Ricard Sala won the Spanish National Design Prize in 1987, the Catalan Saint George Cross and the IOC Olympic Order in 1993, Chevalier des Arts et des Lettres from France in 1998 and Chevalier de la Légion d’Honneur of France in 2011. An exhibition of his work was set up at the Miró Museum in 1999.

==Books==
- Diseño ¿por qué?- Gustavo Gili Editor 1982 (What's design for?)
- Diseño y calidad de vida – BCD Foundation 1985 (Design and quality of life)
- Hablando de diseño- Hogar del libro 1986 (speaking on design)
- La aventura creativa – Editorial Ariel 2000 (The creative adventure)
- En resumen... – Angle Editorial 2003 (in brief...)
- Conversando con estudiantes de diseño – Gustavo Gili Editor 2008 (Speaking with design students)
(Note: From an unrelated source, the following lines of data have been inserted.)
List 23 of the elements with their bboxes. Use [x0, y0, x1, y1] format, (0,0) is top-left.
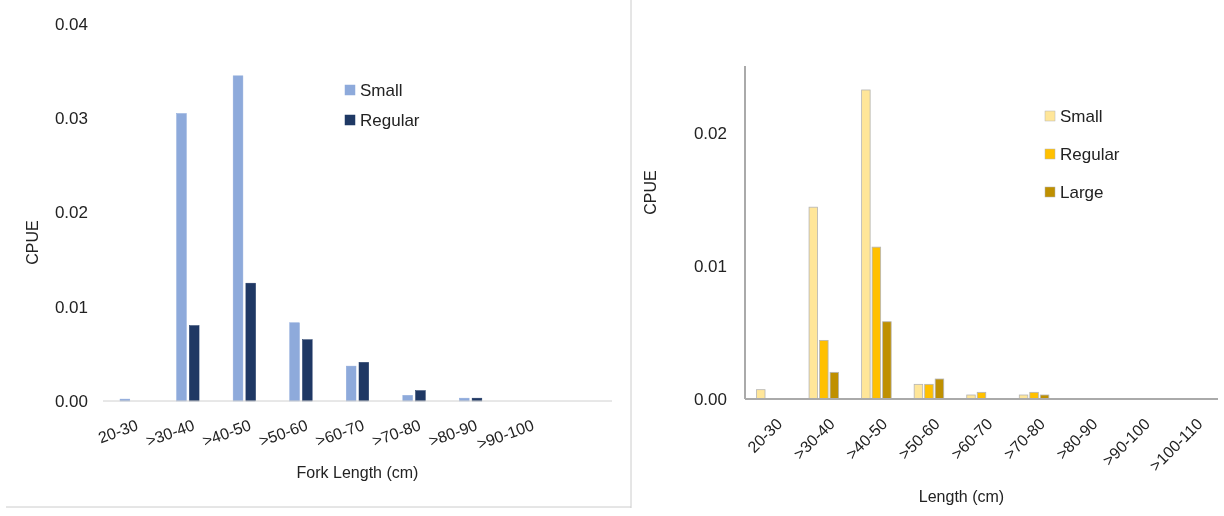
x-tick-label: >50-60 — [256, 416, 310, 450]
y-axis-title: CPUE — [23, 220, 41, 265]
legend-label: Small — [1060, 106, 1103, 126]
y-tick-label: 0.02 — [693, 123, 727, 143]
x-tick-label: >30-40 — [143, 416, 197, 450]
x-axis-title: Length (cm) — [918, 488, 1005, 505]
y-tick-label: 0.01 — [693, 256, 727, 276]
legend-label: Large — [1060, 182, 1104, 202]
legend-label: Small — [360, 80, 403, 100]
x-tick-label: >70-80 — [369, 416, 424, 450]
x-tick-label: >40-50 — [200, 416, 254, 450]
x-axis-title: Fork Length (cm) — [296, 464, 419, 481]
x-tick-label: >60-70 — [313, 416, 367, 450]
x-tick-label: 20-30 — [95, 416, 141, 447]
y-axis-title: CPUE — [641, 170, 659, 215]
y-tick-label: 0.01 — [54, 297, 88, 317]
y-tick-label: 0.00 — [693, 389, 727, 409]
y-tick-label: 0.02 — [54, 203, 88, 223]
y-tick-label: 0.04 — [54, 14, 88, 34]
legend-label: Regular — [1060, 144, 1120, 164]
y-tick-label: 0.03 — [54, 109, 88, 129]
legend-label: Regular — [360, 110, 420, 130]
y-tick-label: 0.00 — [54, 391, 88, 411]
- Hitos del diseño – Editorial Ariel 2009 (Design hits)
- Casos de diseño – Editorial Ariel 2011 (Design cases)

==Bibliography==
- Guy Julier, New Spanish Design, London: Thames & Hudson, 1991,
- Emma Dent Coad, Spanish Design and Architecture, London, Studio Vista, 1990
- Robert Hughes, Barcelona, Alfred A. Knopf, New-York 1992.